L'ultimo romanzo di Pavese è in qualche modo un cerchio che si chiude riunendo in se la vita dell'autore.
Il ritorno del protagonista alle terre d'origine è un pò il guardarsi indietro di Pavese stesso, gettare uno sguardo sulla sua vita e sulle sue opere.
Se poi consideriamo che da lì a poco lo scrittore piemontese avrebbe volontariamente posto fine ai suoi giorni, ecco che La luna e i falò acquista ulteriori significati ed il tornare su se stessi è un pò un saluto... o un arrivederci.
Il protagonista torna al suo paese dopo essersene allontanato per cercare una vita migliore che in fondo è forse riuscito a trovare.
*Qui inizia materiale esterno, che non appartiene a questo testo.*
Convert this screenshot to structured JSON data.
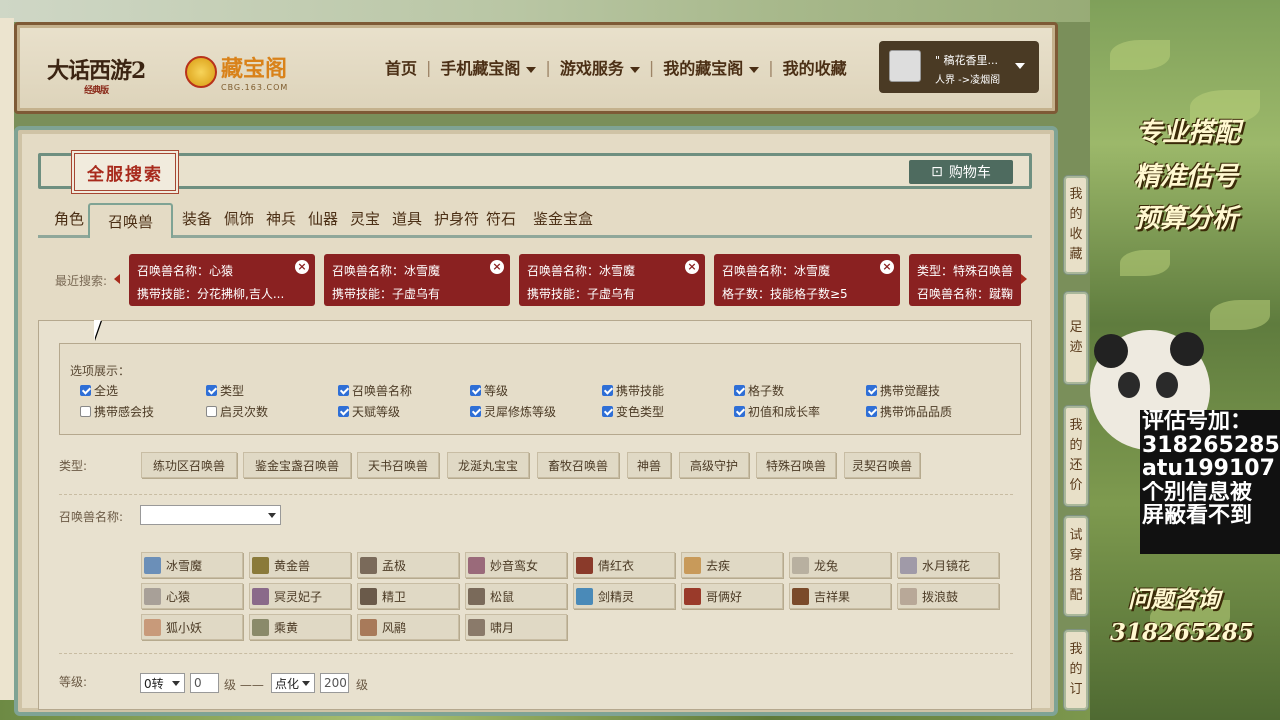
{
  "header": {
    "logo_game": "大话西游2",
    "logo_game_sub": "经典版",
    "logo_site": "藏宝阁",
    "logo_site_sub": "CBG.163.COM",
    "nav": [
      {
        "label": "首页",
        "dropdown": false
      },
      {
        "label": "手机藏宝阁",
        "dropdown": true
      },
      {
        "label": "游戏服务",
        "dropdown": true
      },
      {
        "label": "我的藏宝阁",
        "dropdown": true
      },
      {
        "label": "我的收藏",
        "dropdown": false
      }
    ],
    "user": {
      "name": "\" 稿花香里...",
      "location": "人界 ->凌烟阁"
    }
  },
  "search": {
    "title": "全服搜索",
    "cart": "购物车",
    "tabs": [
      "角色",
      "召唤兽",
      "装备",
      "佩饰",
      "神兵",
      "仙器",
      "灵宝",
      "道具",
      "护身符",
      "符石",
      "鉴金宝盒"
    ],
    "active_tab": "召唤兽",
    "recent_label": "最近搜索:",
    "recent": [
      {
        "line1": "召唤兽名称：心猿",
        "line2": "携带技能：分花拂柳,吉人..."
      },
      {
        "line1": "召唤兽名称：冰雪魔",
        "line2": "携带技能：子虚乌有"
      },
      {
        "line1": "召唤兽名称：冰雪魔",
        "line2": "携带技能：子虚乌有"
      },
      {
        "line1": "召唤兽名称：冰雪魔",
        "line2": "格子数：技能格子数≥5"
      },
      {
        "line1": "类型：特殊召唤兽",
        "line2": "召唤兽名称：蹴鞠"
      }
    ]
  },
  "options": {
    "title": "选项展示：",
    "items": [
      {
        "label": "全选",
        "checked": true
      },
      {
        "label": "类型",
        "checked": true
      },
      {
        "label": "召唤兽名称",
        "checked": true
      },
      {
        "label": "等级",
        "checked": true
      },
      {
        "label": "携带技能",
        "checked": true
      },
      {
        "label": "格子数",
        "checked": true
      },
      {
        "label": "携带觉醒技",
        "checked": true
      },
      {
        "label": "携带感会技",
        "checked": false
      },
      {
        "label": "启灵次数",
        "checked": false
      },
      {
        "label": "天赋等级",
        "checked": true
      },
      {
        "label": "灵犀修炼等级",
        "checked": true
      },
      {
        "label": "变色类型",
        "checked": true
      },
      {
        "label": "初值和成长率",
        "checked": true
      },
      {
        "label": "携带饰品品质",
        "checked": true
      }
    ]
  },
  "filters": {
    "type_label": "类型:",
    "types": [
      "练功区召唤兽",
      "鉴金宝盏召唤兽",
      "天书召唤兽",
      "龙涎丸宝宝",
      "畜牧召唤兽",
      "神兽",
      "高级守护",
      "特殊召唤兽",
      "灵契召唤兽"
    ],
    "name_label": "召唤兽名称:",
    "name_value": "",
    "pets": [
      {
        "name": "冰雪魔",
        "color": "#6b8fb8"
      },
      {
        "name": "黄金兽",
        "color": "#8a7a3a"
      },
      {
        "name": "孟极",
        "color": "#7a6a5a"
      },
      {
        "name": "妙音鸾女",
        "color": "#9a6a7a"
      },
      {
        "name": "倩红衣",
        "color": "#8a3a2a"
      },
      {
        "name": "去疾",
        "color": "#c89a5a"
      },
      {
        "name": "龙兔",
        "color": "#b8b0a0"
      },
      {
        "name": "水月镜花",
        "color": "#a09aa8"
      },
      {
        "name": "心猿",
        "color": "#a8a098"
      },
      {
        "name": "冥灵妃子",
        "color": "#8a6a8a"
      },
      {
        "name": "精卫",
        "color": "#6a5a4a"
      },
      {
        "name": "松鼠",
        "color": "#7a6a5a"
      },
      {
        "name": "剑精灵",
        "color": "#4a8ab8"
      },
      {
        "name": "哥俩好",
        "color": "#9a3a2a"
      },
      {
        "name": "吉祥果",
        "color": "#7a4a2a"
      },
      {
        "name": "拨浪鼓",
        "color": "#b8a898"
      },
      {
        "name": "狐小妖",
        "color": "#c89a7a"
      },
      {
        "name": "乘黄",
        "color": "#8a8a6a"
      },
      {
        "name": "风鹝",
        "color": "#a87a5a"
      },
      {
        "name": "啸月",
        "color": "#8a7a6a"
      }
    ],
    "level_label": "等级:",
    "level_zhuan": "0转",
    "level_min": "0",
    "level_unit1": "级 ——",
    "level_type": "点化",
    "level_max": "200",
    "level_unit2": "级"
  },
  "sidebar_tabs": [
    "我的收藏",
    "足迹",
    "我的还价",
    "试穿搭配",
    "我的订"
  ],
  "promo": {
    "line1": "专业搭配",
    "line2": "精准估号",
    "line3": "预算分析",
    "contact": [
      "评估号加：",
      "318265285",
      "atu199107",
      "个别信息被",
      "屏蔽看不到"
    ],
    "ask_title": "问题咨询",
    "ask_number": "318265285"
  }
}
E sulle colline della sua terra ritrova gli stessi odori, le stesse immagini che aveva lasciato anni prima. Il romanzo è un continuo saltare dalle vicende attuali a quelle narrate dal ricordo, ma in fondo è un'unica storia che si snoda su e giù per i filari.
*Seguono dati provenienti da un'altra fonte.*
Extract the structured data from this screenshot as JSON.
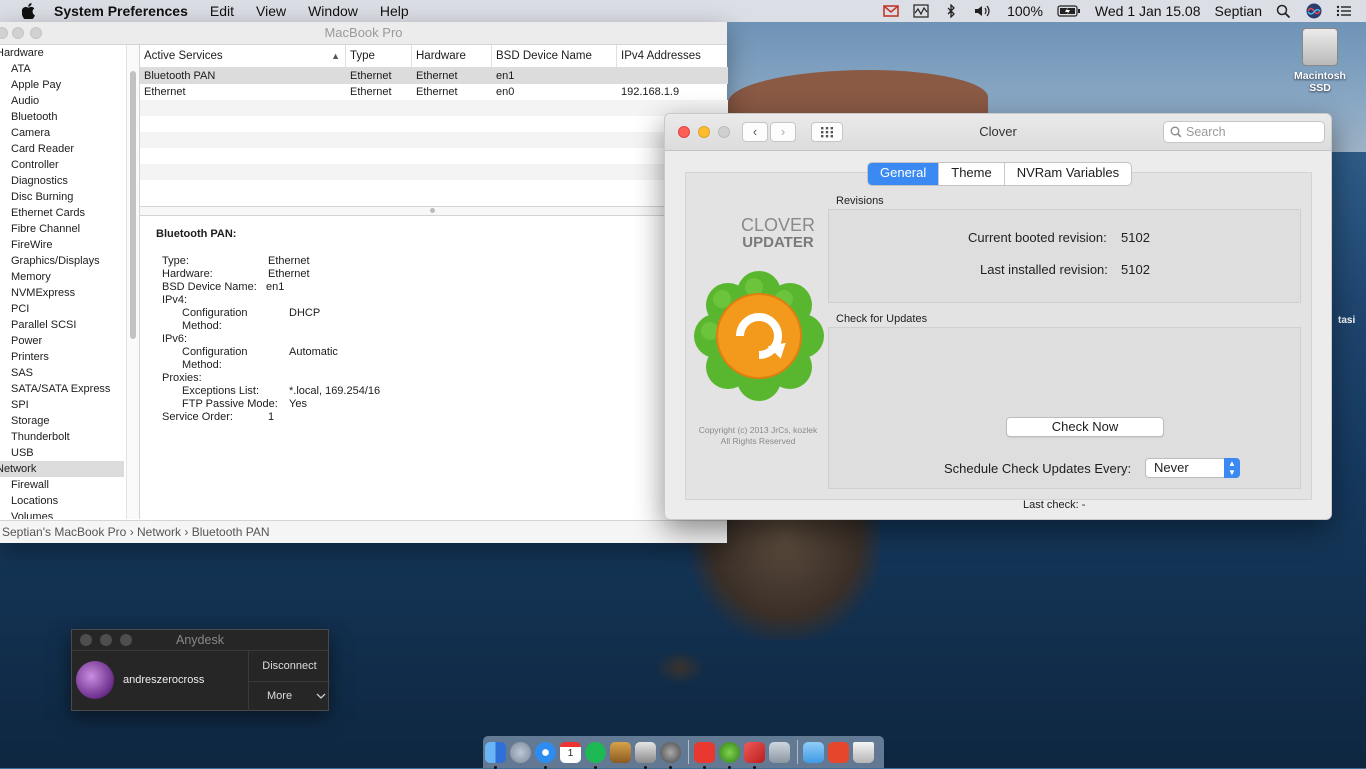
{
  "menubar": {
    "app_name": "System Preferences",
    "menus": [
      "Edit",
      "View",
      "Window",
      "Help"
    ],
    "battery": "100%",
    "clock": "Wed 1 Jan  15.08",
    "user": "Septian"
  },
  "desktop": {
    "drive_label": "Macintosh SSD",
    "partial_label": "tasi"
  },
  "sysinfo": {
    "title": "MacBook Pro",
    "sidebar": {
      "categories": [
        {
          "label": "Hardware",
          "items": [
            "ATA",
            "Apple Pay",
            "Audio",
            "Bluetooth",
            "Camera",
            "Card Reader",
            "Controller",
            "Diagnostics",
            "Disc Burning",
            "Ethernet Cards",
            "Fibre Channel",
            "FireWire",
            "Graphics/Displays",
            "Memory",
            "NVMExpress",
            "PCI",
            "Parallel SCSI",
            "Power",
            "Printers",
            "SAS",
            "SATA/SATA Express",
            "SPI",
            "Storage",
            "Thunderbolt",
            "USB"
          ]
        },
        {
          "label": "Network",
          "items": [
            "Firewall",
            "Locations",
            "Volumes"
          ]
        }
      ]
    },
    "table": {
      "columns": [
        "Active Services",
        "Type",
        "Hardware",
        "BSD Device Name",
        "IPv4 Addresses"
      ],
      "rows": [
        [
          "Bluetooth PAN",
          "Ethernet",
          "Ethernet",
          "en1",
          ""
        ],
        [
          "Ethernet",
          "Ethernet",
          "Ethernet",
          "en0",
          "192.168.1.9"
        ]
      ]
    },
    "detail": {
      "heading": "Bluetooth PAN:",
      "type_k": "Type:",
      "type_v": "Ethernet",
      "hw_k": "Hardware:",
      "hw_v": "Ethernet",
      "bsd_k": "BSD Device Name:",
      "bsd_v": "en1",
      "ipv4_k": "IPv4:",
      "cfg4_k": "Configuration Method:",
      "cfg4_v": "DHCP",
      "ipv6_k": "IPv6:",
      "cfg6_k": "Configuration Method:",
      "cfg6_v": "Automatic",
      "proxies_k": "Proxies:",
      "exc_k": "Exceptions List:",
      "exc_v": "*.local, 169.254/16",
      "ftp_k": "FTP Passive Mode:",
      "ftp_v": "Yes",
      "order_k": "Service Order:",
      "order_v": "1"
    },
    "pathbar": "Septian's MacBook Pro › Network › Bluetooth PAN"
  },
  "clover": {
    "title": "Clover",
    "search_placeholder": "Search",
    "tabs": [
      "General",
      "Theme",
      "NVRam Variables"
    ],
    "logo_line1": "CLOVER",
    "logo_line2": "UPDATER",
    "copyright_line1": "Copyright (c) 2013 JrCs, kozlek",
    "copyright_line2": "All Rights Reserved",
    "revisions_label": "Revisions",
    "current_label": "Current booted revision:",
    "current_value": "5102",
    "installed_label": "Last installed revision:",
    "installed_value": "5102",
    "updates_label": "Check for Updates",
    "check_button": "Check Now",
    "schedule_label": "Schedule Check Updates Every:",
    "schedule_value": "Never",
    "last_check": "Last check: -"
  },
  "anydesk": {
    "title": "Anydesk",
    "user": "andreszerocross",
    "disconnect": "Disconnect",
    "more": "More"
  },
  "dock": {
    "apps": [
      "Finder",
      "Launchpad",
      "Safari",
      "Calendar",
      "Spotify",
      "Archive",
      "System Information",
      "System Preferences",
      "AnyDesk",
      "Clover Configurator",
      "Toolbox",
      "Disk Utility",
      "Downloads",
      "Office",
      "Trash"
    ]
  }
}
Ad accoglierlo ci sono vecchi amici (in realtà uno solo) e nuovi personaggi in cui lui stesso si rivede.
E la breve vacanza è anche un modo per scoprire quelle terre, quelle storie, quelle famiglie e le vicende che li riguardano. La vita non facile che si srotola sulle colline, corredata però di amori e odii come quella che si svolge in qualsiasi altra parte del mondo.
Ma insistere nel recensire Pavese, dopo che su di lui è già stato detto tutto, mi sembra quantomeno presuntuoso da parte mia... ergo mi fermo qui!